False—mostly! While Allen acknowledged that donor fatigue is a thing, she explained that community crowdfunding campaigns are inherently place-based, and potential donors are usually happy to hear that someone is attempting to improve their neighborhood. She also pointed out that mounting a second or third campaign following a first win means you’re making progress, which people like to see. “Repeated successes reassure them that their donation is ‘safe,’” she said.

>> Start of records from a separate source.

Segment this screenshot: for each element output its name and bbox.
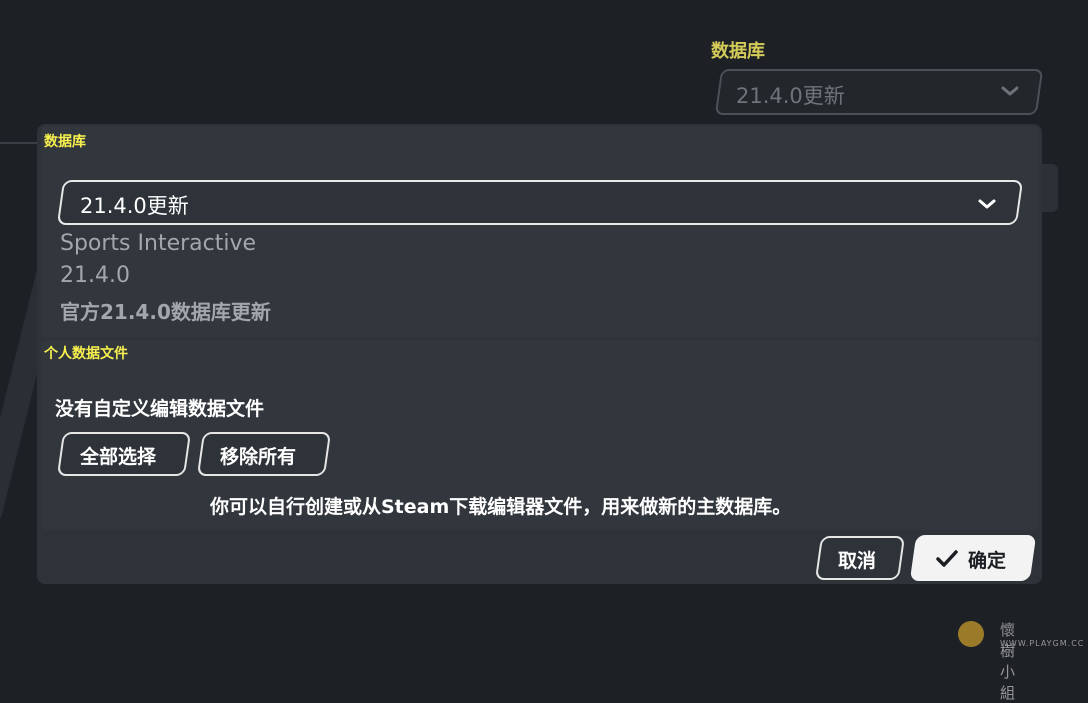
cancel-button[interactable] [814, 536, 906, 580]
database-version: 21.4.0 [60, 263, 130, 288]
background-divider [0, 142, 40, 144]
no-custom-files-message: 没有自定义编辑数据文件 [55, 398, 265, 420]
database-select[interactable] [56, 180, 1024, 225]
confirm-button[interactable] [909, 535, 1037, 581]
remove-all-button[interactable] [196, 432, 332, 476]
watermark-text: 懷樹小組 [1000, 621, 1020, 702]
database-description: 官方21.4.0数据库更新 [60, 300, 271, 324]
database-section-title: 数据库 [44, 134, 86, 150]
database-select-value: 21.4.0更新 [80, 194, 189, 218]
background-database-label: 数据库 [711, 41, 765, 62]
chevron-down-icon [1001, 86, 1019, 96]
watermark-emblem-icon [958, 621, 984, 647]
chevron-down-icon [978, 199, 996, 209]
select-all-button[interactable] [56, 432, 192, 476]
database-publisher: Sports Interactive [60, 231, 257, 256]
personal-section-title: 个人数据文件 [44, 346, 128, 362]
editor-files-hint: 你可以自行创建或从Steam下载编辑器文件，用来做新的主数据库。 [210, 496, 792, 518]
watermark-url: WWW.PLAYGM.CC [1000, 639, 1085, 648]
background-database-value: 21.4.0更新 [736, 84, 845, 108]
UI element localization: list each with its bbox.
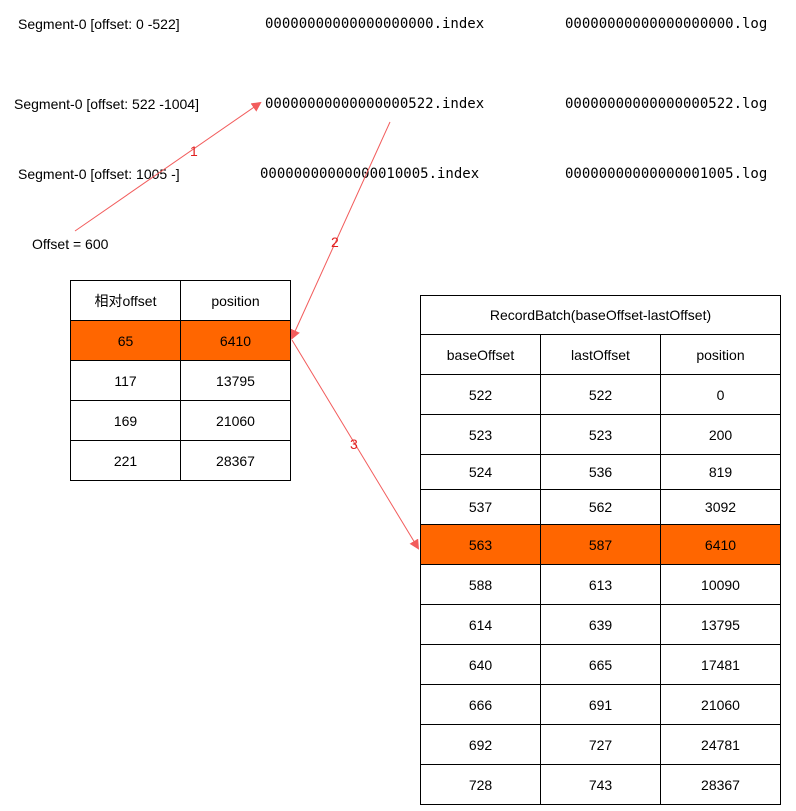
- table-row: 640 665 17481: [420, 644, 781, 685]
- table-cell: 587: [540, 524, 661, 565]
- table-row: 117 13795: [70, 360, 291, 401]
- table-cell: 24781: [660, 724, 781, 765]
- table-row: 537 562 3092: [420, 489, 781, 525]
- table-cell: 728: [420, 764, 541, 805]
- table-cell: 3092: [660, 489, 781, 525]
- column-header: position: [180, 280, 291, 321]
- table-cell: 522: [420, 374, 541, 415]
- table-cell: 691: [540, 684, 661, 725]
- table-cell: 65: [70, 320, 181, 361]
- table-cell: 692: [420, 724, 541, 765]
- table-cell: 523: [420, 414, 541, 455]
- table-caption: RecordBatch(baseOffset-lastOffset): [420, 295, 781, 335]
- record-batch-table: RecordBatch(baseOffset-lastOffset) baseO…: [420, 295, 781, 805]
- table-cell: 17481: [660, 644, 781, 685]
- table-cell: 221: [70, 440, 181, 481]
- table-cell: 21060: [180, 400, 291, 441]
- step-label: 2: [331, 234, 339, 250]
- table-cell: 562: [540, 489, 661, 525]
- table-row-highlighted: 563 587 6410: [420, 524, 781, 565]
- step-label: 3: [350, 436, 358, 452]
- step-label: 1: [190, 143, 198, 159]
- table-cell: 522: [540, 374, 661, 415]
- table-row: 666 691 21060: [420, 684, 781, 725]
- table-row: 614 639 13795: [420, 604, 781, 645]
- table-cell: 666: [420, 684, 541, 725]
- table-row: 728 743 28367: [420, 764, 781, 805]
- table-cell: 588: [420, 564, 541, 605]
- index-table: 相对offset position 65 6410 117 13795 169 …: [70, 280, 291, 481]
- table-row: 522 522 0: [420, 374, 781, 415]
- table-cell: 537: [420, 489, 541, 525]
- table-cell: 21060: [660, 684, 781, 725]
- column-header: lastOffset: [540, 334, 661, 375]
- table-cell: 13795: [180, 360, 291, 401]
- table-cell: 28367: [180, 440, 291, 481]
- table-row: 523 523 200: [420, 414, 781, 455]
- column-header: baseOffset: [420, 334, 541, 375]
- table-row: 588 613 10090: [420, 564, 781, 605]
- table-cell: 727: [540, 724, 661, 765]
- table-cell: 563: [420, 524, 541, 565]
- column-header: 相对offset: [70, 280, 181, 321]
- table-row: 692 727 24781: [420, 724, 781, 765]
- table-cell: 614: [420, 604, 541, 645]
- table-header-row: baseOffset lastOffset position: [420, 334, 781, 375]
- table-cell: 13795: [660, 604, 781, 645]
- table-row: 221 28367: [70, 440, 291, 481]
- table-cell: 200: [660, 414, 781, 455]
- table-cell: 819: [660, 454, 781, 490]
- column-header: position: [660, 334, 781, 375]
- table-cell: 117: [70, 360, 181, 401]
- table-caption-row: RecordBatch(baseOffset-lastOffset): [420, 295, 781, 335]
- table-cell: 169: [70, 400, 181, 441]
- table-row: 524 536 819: [420, 454, 781, 490]
- table-row: 169 21060: [70, 400, 291, 441]
- table-cell: 640: [420, 644, 541, 685]
- table-cell: 28367: [660, 764, 781, 805]
- table-row-highlighted: 65 6410: [70, 320, 291, 361]
- table-cell: 6410: [660, 524, 781, 565]
- table-cell: 743: [540, 764, 661, 805]
- table-cell: 639: [540, 604, 661, 645]
- table-cell: 10090: [660, 564, 781, 605]
- table-cell: 6410: [180, 320, 291, 361]
- table-cell: 665: [540, 644, 661, 685]
- table-header-row: 相对offset position: [70, 280, 291, 321]
- table-cell: 0: [660, 374, 781, 415]
- table-cell: 536: [540, 454, 661, 490]
- arrow-step-2: [290, 121, 391, 340]
- table-cell: 613: [540, 564, 661, 605]
- table-cell: 524: [420, 454, 541, 490]
- arrow-step-1: [74, 101, 262, 232]
- table-cell: 523: [540, 414, 661, 455]
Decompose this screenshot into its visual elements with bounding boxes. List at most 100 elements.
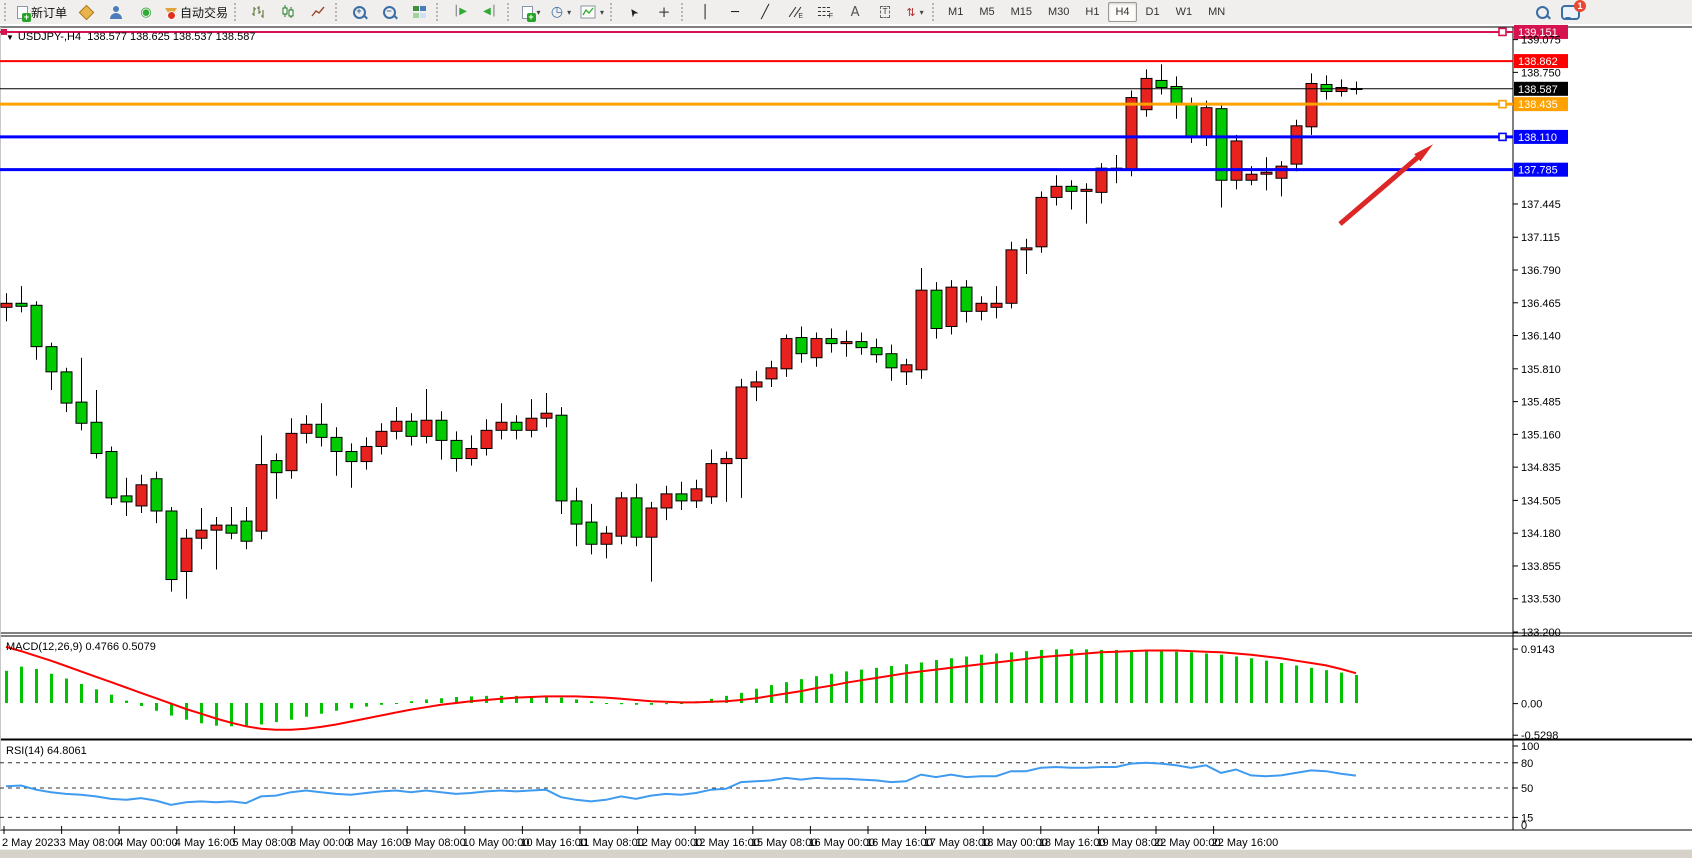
candle[interactable]: [496, 422, 507, 430]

Allen presented these ioby campaigns as prime case studies:

The Ones Who Stayed: The Moore Family’s Legacy of Transforming Inner-City Indianapolis
Sew Much Love: A shelter-based creative employment program for homeless women living in North Memphis


And offered these best practices, many of which the case studies evidenced:

  • Spend time on your storytelling. People love a good video! And they love a good photo almost as much.
  • Keep your donors in the loop. Sending periodic updates on your progress lets them know how their money’s being spent and keeps donor morale up.
  • Offer “concrete” things your donors can “touch.” Invite them to celebratory events, plan work days they can participate in, send them handwritten notes of appreciation with real printed photos.
  • Involve youth. Getting children and young adults in on your project as participants, spokespeople, and volunteers sows the seeds of active community participation early. Plus, nothing sells an idea like a cute kid.
  • Team members should play to their strengths. If someone in your fundraising cohort is great at social media but is super shy in person, don’t make them knock on doors. Everyone has something to offer; capitalize on those individual aptitudes instead of trying to make a square peg fit somewhere round.
  • Share your personal story. Why did you start this campaign? What makes you care about the place or situation you’re trying to improve? We’re all drawn to specific, personal stories of purpose and passion.
  • Break a larger goal into smaller campaigns. If you want ultimately want to turn every vacant lot in your town into a community garden, try starting with a single one. This approach is faster, easier, and will impart valuable lessons to you and your whole community about what to do—and what not to do—as you scale up.


Allen pointed the audience to ioby’s 7 Habits of the Highly Effective ioby Leader for more winning tips.

During the closing Q & A period, an audience member asked if he could really just start his community crowdfunding campaign by emailing ioby with his project idea. Allen said, “Yes!”